As we have learned the hard way, social media has become a viral force for pandemic-scale political plots. Of course, it is not the media themselves that do this; instead, it’s the rage many Americans harbor at government institutions made profitable by social media giants.
So it’s no surprise that companies like Facebook, which has become omnipotent fueled by social anger, understand better than established financial institutions that economic anger is also growing at an increasingly feverish rate. As a result, what I’ll call viral finance is spreading into every nook and cranny of the once stable banking, payments, and investing infrastructure.
Building a new age financial regulatory framework therefore requires a deep understanding not only of how crypto assets work, but also why they work so seductively to millions of people who are now putting their savings at risk. not because they don’t know better, but because they can’t do better otherwise.
As the same-stock frenzy, the rage against financial institutions is generally directed at “Wall Street”. Crypto assets and fast growing decentralized infrastructure (DeFi) are also aimed at least as much at bypassing those who are deemed to control finance for their own benefit as they are at innovation, inclusion or any of the other attributes that advocates often adopt.
But there is an even more compelling motive behind new age finance than anger: despair. The stream savings rate with an insured depositary is 0.06%. With inflation now reaching at least 5.3%, anyone without significant assets still hoping to save for the future has no choice but to gamble on the stock market or speculate with crypto assets.
The chairman of the Securities and Exchange Commission, Gensler, has priority reforms to trading platforms that turn investors into pawns, not kings they imagine themselves to be in a video game-like battle against greatness. However, U.S. banking regulators have so far taken no action to address the risks that crypto assets pose to vulnerable consumers. A “sprint“is now underway to target crypto in general and stablecoins in particular, but the hard fact of this urgent matter is that the activity most likely to persuade investors to undertake crypto asset strategies is the activities most likely to attract vulnerable consumers Although they are relatively poorer than most other groups, black consumers are at least twice as likely as whites to own crypto assets, with 61% of ‘marginalized’ households stating that they are interested in crypto assets because mainstream finance isn’t working for them.
But, despite the urgent need for consumer protections, the regulatory sprint faces very significant hurdles given the anachronistic definitions of deposit collection, payment services and loans, on which their rules must be based. There are certain actions that agencies can take, and I think they will. Indeed, they have already taken a big one in a small one proposal requiring that any entity with which a bank conducts crypto-type activities adhere to standards for banking safety and soundness and consumer protection. U.S. agencies will also act quickly after global regulators finalize the difficult proposal. capital standards for high risk crypto asset exposures.

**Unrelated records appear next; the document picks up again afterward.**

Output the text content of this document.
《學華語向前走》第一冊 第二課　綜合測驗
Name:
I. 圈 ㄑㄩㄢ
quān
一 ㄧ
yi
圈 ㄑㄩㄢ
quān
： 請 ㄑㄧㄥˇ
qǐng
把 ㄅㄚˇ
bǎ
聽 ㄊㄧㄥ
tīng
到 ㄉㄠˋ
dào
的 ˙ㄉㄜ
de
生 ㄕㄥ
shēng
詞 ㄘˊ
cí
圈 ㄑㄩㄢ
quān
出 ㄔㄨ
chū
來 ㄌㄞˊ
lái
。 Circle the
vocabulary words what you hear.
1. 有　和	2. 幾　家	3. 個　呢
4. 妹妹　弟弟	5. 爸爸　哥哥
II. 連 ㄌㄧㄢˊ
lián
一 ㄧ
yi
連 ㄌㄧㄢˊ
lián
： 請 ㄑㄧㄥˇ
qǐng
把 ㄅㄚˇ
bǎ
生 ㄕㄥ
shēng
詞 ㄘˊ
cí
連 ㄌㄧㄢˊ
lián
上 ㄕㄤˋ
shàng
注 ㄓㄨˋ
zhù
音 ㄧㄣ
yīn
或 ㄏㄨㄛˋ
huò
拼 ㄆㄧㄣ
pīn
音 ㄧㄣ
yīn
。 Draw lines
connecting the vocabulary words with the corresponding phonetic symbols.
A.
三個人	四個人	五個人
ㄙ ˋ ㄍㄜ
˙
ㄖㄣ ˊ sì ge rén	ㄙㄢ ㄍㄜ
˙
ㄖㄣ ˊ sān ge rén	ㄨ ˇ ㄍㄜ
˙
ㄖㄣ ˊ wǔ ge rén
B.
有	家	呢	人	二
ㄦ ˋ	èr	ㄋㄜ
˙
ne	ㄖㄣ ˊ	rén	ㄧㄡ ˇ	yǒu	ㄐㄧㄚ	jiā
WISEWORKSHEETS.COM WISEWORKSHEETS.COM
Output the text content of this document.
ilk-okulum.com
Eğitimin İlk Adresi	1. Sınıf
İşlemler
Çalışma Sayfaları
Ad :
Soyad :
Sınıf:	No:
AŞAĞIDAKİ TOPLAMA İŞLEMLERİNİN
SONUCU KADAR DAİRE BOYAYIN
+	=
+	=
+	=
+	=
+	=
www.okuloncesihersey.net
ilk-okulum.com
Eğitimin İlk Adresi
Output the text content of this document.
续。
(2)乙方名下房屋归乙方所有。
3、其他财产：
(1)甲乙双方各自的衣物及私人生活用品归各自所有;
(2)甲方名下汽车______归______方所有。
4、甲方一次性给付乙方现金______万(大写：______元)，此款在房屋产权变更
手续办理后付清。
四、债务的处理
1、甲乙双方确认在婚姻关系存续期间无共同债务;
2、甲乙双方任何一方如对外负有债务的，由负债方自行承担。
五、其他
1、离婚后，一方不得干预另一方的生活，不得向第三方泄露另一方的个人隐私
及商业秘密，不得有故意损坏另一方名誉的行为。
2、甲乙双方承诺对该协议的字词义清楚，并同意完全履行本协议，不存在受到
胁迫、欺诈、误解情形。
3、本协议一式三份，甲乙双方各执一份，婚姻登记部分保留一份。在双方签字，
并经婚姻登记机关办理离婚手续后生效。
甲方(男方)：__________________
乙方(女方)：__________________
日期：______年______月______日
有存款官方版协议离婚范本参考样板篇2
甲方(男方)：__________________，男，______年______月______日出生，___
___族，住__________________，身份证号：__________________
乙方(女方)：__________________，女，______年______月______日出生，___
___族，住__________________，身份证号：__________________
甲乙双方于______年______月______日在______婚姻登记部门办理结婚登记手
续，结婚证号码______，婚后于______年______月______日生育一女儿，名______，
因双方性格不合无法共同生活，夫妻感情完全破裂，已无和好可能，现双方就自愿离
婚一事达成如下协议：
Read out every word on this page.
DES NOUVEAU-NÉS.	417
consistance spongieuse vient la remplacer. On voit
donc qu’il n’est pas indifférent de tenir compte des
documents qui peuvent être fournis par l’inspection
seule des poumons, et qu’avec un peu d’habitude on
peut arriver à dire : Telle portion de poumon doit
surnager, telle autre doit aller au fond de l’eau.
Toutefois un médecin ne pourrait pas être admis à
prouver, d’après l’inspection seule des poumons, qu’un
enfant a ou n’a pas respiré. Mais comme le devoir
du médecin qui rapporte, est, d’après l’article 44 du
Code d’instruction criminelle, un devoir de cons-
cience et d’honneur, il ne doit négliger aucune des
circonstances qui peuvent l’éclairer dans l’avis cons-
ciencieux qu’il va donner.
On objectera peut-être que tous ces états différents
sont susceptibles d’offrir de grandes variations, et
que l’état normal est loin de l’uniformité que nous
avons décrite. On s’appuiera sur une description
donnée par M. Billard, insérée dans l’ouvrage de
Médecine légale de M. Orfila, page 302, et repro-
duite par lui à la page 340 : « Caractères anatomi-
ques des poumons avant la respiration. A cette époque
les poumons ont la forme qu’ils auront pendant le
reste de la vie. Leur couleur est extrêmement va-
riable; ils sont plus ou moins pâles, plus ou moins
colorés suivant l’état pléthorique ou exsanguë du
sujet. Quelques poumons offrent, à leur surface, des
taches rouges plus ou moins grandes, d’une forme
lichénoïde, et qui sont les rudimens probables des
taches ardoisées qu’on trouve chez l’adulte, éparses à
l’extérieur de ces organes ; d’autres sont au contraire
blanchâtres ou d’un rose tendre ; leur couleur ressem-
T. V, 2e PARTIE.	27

These efforts are worth it, but they will prove to be limited at best. The premise is that banks still hold the key to the most lucrative corners of the financial system. This is already wrong when it comes to many forms of loans, essential payment services and more, even deposits. DeFi also aims to shatter the whole edifice of traditional financial intermediation and may well succeed in a remarkably short time frame.
A new law is therefore already overdue to protect vulnerable investors, savers, payers, beneficiaries and borrowers. Reforms like what a British regulator is recently proposed are also essential in ensuring that financial social media posts are far more truthful than others. We know it’s damaging when social media persuades Americans not to get the COVID vaccine, but it will prove to be at least as risky if that post also prompts those with few resources to part with it in the hope of what is almost always illusory gains.
However, new rules and even a new law will reduce risk in limited ways as long as the fundamental force that drives savers and investors to desperation – and then to anger – is ignored. Things won’t change until the Fed begins to recalibrate interest rates to favor average savers, not wealthy investors.
When no one can save for the future, even those who shouldn’t will speculate when they meet someone who is willing to take their money and promise riches to come. They do not have the choice.
Karen Petrou is a Managing Partner at Federal Financial Analytics, Inc. She is the author of “Driving Inequality: The Fed and America’s Future of Wealth”.